Old bike ride, new bike ride

I’m shocked to find that three months have passed since I swapped on bike ride to work for another.  On my last pedal up the ever-chaotic Holloway Road I thought that I should probably write about both rides, so here I go.

Old ride

From outer north London, 020 8 land (any fule no not to write 0208), it is south, south, south to Old Street. The route crossed the North Circular and the isolated oddness of Strawberry Vale, a huge and strange estate that’s cut off by the A406 on one side and Islington & St Pancras Cemetery on the other. It’s best to keep riding, up and over East Finchley, then up Far Highgate bank past Wellington SIdings and on to Highgate Wood.

The downhill stretch of the ride is exhilarating, with views of distant St Paul’s from the relative safety of the Archway Road bus lane. Coming in the opposite direction tough boys and girls ride up and over Highgate Hill, avoiding the crunch of traffic at Jackson’s Lane and testing stamina, achilles tendons and fitness.
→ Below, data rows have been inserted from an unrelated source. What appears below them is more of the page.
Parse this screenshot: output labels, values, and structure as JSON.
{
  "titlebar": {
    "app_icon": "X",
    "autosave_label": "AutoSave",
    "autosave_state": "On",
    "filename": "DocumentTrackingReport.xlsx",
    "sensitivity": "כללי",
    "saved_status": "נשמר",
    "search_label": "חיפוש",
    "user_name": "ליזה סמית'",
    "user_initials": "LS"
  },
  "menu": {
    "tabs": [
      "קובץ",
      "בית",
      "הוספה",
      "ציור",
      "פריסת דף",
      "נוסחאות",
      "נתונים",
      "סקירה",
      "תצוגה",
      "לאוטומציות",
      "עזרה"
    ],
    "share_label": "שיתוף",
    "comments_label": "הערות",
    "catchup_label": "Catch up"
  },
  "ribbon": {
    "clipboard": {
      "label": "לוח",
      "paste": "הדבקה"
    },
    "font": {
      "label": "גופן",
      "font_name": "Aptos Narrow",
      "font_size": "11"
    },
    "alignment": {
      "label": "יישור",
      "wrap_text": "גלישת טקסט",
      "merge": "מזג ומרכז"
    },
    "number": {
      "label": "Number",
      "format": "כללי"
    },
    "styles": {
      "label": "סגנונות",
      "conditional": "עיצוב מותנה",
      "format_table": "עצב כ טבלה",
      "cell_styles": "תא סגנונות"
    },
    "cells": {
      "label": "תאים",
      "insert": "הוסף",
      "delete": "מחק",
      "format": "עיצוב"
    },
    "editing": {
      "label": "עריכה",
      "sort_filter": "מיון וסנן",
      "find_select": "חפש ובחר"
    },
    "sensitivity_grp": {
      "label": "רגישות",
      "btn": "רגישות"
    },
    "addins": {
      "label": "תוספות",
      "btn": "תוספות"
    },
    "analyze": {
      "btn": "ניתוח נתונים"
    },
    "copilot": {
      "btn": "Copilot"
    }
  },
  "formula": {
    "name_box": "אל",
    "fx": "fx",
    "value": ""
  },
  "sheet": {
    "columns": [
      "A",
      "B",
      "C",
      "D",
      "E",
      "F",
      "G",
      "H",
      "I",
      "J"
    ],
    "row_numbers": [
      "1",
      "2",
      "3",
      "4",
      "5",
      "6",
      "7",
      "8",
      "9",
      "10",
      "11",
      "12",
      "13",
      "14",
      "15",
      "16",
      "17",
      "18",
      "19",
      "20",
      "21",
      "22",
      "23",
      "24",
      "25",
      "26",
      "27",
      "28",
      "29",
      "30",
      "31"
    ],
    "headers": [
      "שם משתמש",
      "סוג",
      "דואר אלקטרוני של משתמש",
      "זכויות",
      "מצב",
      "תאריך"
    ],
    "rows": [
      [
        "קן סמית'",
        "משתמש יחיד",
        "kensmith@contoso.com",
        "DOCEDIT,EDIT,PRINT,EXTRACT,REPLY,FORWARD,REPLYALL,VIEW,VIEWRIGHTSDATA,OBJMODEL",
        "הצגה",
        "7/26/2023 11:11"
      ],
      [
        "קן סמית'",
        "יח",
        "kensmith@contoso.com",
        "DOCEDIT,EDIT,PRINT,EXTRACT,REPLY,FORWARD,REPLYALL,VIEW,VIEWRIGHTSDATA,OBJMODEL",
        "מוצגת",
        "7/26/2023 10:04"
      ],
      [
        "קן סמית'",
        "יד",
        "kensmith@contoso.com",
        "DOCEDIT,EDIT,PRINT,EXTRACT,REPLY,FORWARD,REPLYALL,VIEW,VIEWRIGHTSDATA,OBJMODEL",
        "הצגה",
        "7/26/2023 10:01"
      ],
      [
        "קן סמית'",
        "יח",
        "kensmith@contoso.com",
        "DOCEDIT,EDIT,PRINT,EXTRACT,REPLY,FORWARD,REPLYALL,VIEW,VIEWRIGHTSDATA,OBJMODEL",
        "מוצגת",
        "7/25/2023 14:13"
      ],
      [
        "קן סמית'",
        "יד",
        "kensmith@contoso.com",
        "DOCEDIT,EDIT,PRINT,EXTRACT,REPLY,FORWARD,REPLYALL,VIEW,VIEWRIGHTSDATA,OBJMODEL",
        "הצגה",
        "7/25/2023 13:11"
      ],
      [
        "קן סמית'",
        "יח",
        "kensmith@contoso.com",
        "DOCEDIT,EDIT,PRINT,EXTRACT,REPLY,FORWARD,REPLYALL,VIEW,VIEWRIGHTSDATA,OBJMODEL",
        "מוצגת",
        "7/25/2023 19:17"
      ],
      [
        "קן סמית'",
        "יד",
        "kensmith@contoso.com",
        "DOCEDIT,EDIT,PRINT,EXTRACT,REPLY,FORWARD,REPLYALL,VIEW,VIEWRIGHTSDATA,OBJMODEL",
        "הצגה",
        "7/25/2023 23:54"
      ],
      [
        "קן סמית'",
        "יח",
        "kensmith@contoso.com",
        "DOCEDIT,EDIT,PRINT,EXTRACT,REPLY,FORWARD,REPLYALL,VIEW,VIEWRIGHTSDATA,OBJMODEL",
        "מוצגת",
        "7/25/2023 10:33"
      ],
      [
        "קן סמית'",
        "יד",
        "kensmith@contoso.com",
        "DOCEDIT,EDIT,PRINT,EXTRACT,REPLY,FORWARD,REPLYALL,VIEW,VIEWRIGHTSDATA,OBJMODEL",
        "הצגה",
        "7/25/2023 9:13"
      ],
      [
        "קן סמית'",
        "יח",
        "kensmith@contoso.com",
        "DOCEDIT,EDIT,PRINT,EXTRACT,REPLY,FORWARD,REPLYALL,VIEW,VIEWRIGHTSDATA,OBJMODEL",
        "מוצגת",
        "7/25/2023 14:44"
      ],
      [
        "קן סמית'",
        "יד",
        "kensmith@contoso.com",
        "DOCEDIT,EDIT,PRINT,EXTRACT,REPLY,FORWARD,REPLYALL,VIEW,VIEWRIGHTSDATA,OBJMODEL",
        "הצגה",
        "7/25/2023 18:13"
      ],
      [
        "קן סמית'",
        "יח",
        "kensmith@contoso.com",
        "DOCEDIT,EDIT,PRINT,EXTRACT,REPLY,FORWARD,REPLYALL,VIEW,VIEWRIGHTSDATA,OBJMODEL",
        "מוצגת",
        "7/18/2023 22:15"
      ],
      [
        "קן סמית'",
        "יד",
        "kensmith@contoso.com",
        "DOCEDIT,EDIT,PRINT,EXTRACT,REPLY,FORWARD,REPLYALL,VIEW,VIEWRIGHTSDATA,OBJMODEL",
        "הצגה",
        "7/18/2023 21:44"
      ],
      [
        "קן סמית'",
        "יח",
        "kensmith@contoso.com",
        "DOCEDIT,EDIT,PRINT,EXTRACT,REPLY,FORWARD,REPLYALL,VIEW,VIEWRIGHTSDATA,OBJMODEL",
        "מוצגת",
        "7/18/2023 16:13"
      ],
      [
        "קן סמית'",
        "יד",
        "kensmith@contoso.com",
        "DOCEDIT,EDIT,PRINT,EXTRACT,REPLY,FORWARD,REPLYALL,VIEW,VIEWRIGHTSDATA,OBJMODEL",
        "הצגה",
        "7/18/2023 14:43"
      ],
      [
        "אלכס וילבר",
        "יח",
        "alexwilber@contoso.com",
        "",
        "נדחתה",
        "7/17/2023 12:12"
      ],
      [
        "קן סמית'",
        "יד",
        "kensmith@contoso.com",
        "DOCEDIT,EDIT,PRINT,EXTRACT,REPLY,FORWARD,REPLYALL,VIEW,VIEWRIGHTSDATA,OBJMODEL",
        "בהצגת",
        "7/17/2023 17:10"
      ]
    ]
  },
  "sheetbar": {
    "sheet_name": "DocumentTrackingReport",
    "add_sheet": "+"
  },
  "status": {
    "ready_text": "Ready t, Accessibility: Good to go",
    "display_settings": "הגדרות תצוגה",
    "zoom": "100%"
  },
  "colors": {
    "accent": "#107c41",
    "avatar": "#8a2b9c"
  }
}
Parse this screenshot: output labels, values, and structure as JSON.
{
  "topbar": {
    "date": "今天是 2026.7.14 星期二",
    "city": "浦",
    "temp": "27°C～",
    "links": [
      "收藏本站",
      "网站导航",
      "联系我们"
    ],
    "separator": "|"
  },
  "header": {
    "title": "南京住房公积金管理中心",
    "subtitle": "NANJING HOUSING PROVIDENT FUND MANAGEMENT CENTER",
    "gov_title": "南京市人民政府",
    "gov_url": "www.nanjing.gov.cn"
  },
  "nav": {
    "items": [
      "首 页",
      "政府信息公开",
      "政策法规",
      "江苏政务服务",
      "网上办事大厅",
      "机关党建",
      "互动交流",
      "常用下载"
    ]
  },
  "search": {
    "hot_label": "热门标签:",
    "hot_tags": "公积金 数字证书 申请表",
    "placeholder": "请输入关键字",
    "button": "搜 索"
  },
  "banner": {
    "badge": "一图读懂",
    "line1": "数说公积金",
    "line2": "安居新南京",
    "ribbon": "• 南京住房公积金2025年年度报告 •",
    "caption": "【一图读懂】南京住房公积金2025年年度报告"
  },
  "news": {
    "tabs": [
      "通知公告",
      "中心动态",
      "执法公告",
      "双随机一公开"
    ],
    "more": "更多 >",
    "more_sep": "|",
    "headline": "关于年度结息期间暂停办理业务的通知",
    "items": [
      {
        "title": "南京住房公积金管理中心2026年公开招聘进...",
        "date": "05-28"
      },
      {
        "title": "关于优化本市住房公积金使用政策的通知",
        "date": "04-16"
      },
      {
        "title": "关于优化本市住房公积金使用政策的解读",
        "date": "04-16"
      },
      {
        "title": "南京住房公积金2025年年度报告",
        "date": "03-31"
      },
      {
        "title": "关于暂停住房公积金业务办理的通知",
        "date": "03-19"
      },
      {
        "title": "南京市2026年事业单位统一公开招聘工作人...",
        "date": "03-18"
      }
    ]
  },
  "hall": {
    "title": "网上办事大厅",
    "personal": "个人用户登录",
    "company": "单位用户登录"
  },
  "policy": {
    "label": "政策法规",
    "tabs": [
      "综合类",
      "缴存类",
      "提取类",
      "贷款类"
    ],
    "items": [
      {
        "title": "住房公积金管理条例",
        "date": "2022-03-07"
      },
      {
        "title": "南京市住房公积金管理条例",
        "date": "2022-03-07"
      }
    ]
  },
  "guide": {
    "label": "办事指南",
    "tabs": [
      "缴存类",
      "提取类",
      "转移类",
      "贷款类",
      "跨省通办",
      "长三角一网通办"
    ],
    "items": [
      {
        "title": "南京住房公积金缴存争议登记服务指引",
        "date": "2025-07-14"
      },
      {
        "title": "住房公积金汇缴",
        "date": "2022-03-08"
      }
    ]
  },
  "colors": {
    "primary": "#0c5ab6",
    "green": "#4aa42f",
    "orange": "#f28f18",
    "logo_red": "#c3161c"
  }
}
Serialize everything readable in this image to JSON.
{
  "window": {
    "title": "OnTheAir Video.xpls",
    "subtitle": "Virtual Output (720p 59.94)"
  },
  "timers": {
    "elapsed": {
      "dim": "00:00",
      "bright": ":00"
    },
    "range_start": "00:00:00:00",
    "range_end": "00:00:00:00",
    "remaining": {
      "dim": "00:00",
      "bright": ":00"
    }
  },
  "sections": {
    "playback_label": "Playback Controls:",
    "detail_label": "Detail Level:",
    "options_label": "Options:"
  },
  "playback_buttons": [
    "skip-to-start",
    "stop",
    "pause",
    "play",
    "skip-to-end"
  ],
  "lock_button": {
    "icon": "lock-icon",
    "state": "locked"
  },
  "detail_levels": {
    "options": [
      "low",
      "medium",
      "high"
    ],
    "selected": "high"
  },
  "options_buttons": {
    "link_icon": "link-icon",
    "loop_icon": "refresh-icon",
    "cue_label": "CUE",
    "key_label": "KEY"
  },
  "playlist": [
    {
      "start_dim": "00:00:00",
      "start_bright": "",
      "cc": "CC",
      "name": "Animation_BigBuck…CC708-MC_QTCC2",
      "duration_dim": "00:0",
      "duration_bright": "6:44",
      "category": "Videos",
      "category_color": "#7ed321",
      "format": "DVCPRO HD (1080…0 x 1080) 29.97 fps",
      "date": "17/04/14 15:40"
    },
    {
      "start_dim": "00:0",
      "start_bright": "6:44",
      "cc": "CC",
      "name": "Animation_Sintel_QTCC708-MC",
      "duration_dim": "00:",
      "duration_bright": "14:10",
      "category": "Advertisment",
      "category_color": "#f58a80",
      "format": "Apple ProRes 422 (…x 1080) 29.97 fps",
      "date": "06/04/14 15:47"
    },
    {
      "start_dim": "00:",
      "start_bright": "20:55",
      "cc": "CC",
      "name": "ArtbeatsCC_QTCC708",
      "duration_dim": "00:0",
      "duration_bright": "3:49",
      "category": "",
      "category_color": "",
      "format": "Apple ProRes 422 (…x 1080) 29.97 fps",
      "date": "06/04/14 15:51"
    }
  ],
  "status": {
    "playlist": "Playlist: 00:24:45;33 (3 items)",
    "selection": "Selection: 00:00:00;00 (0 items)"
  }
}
But Holloway Road is unavoidable, a mash of blind t-junctions, buses and trucks and endless waits at busy junctions. It is a wonder anyone gets on a bike to do this but we do, every day. Once round the roundabout at Highbury Corner New North Road is something of a raceway, where you start to pick up fixie riders heading west from Hackney and beyond. City Road, and journeys end, and glad tidings for not dying en route. 8 miles. 40 minutes.

New ride

From outer north London it is a gently curving south-westerly ride to White City. While there are many better places to ride to, the ride itself is lots of fun. The backstreets of Finchley Church End lead to Regents Park Road and Henley’s Corner. Once past Golders Green the ride starts to feel unusual for someone used to riding into and out of the centre, passing unfamiliar places with new views of London. Wembley’s arch looms omnipresently further west. Sunsets around Child’s Hill and off to the A41 are breathtaking. 

From Finchley Road Fortune Green Road runs fast downhill, with enough kick to make the return leg a leg-stretch. One of London’s oddest places awaits, West Hampstead’s jumble of stations, pedestrians and queuing traffic. It is the one part of the new ride that feels like the old one. Past here and further downhill, West End Lane snakes with antiquity towards Kilburn, once home to a priorty. West End Lane curves off almost unnoticed from the main flow of traffic to the High Road, and after a dog leg a long, straight line leads on past Queens Park and through Brondesbury to Kensal Rise.

Where am I now? I’m not sure. The friendly spirits of the West London Cemetery – my grandmother and Isambard Kingdom Brunel ensure safe passage to Scrub’s Lane and the last coast to journeys end, livened up by a tasty junction and a crossing beneath the Westway, where we hold on for tomorrow as the song goes. White City and journeys end and, usually, less thought to risks en route, more thoughts of other things. 11 miles. 45 minutes.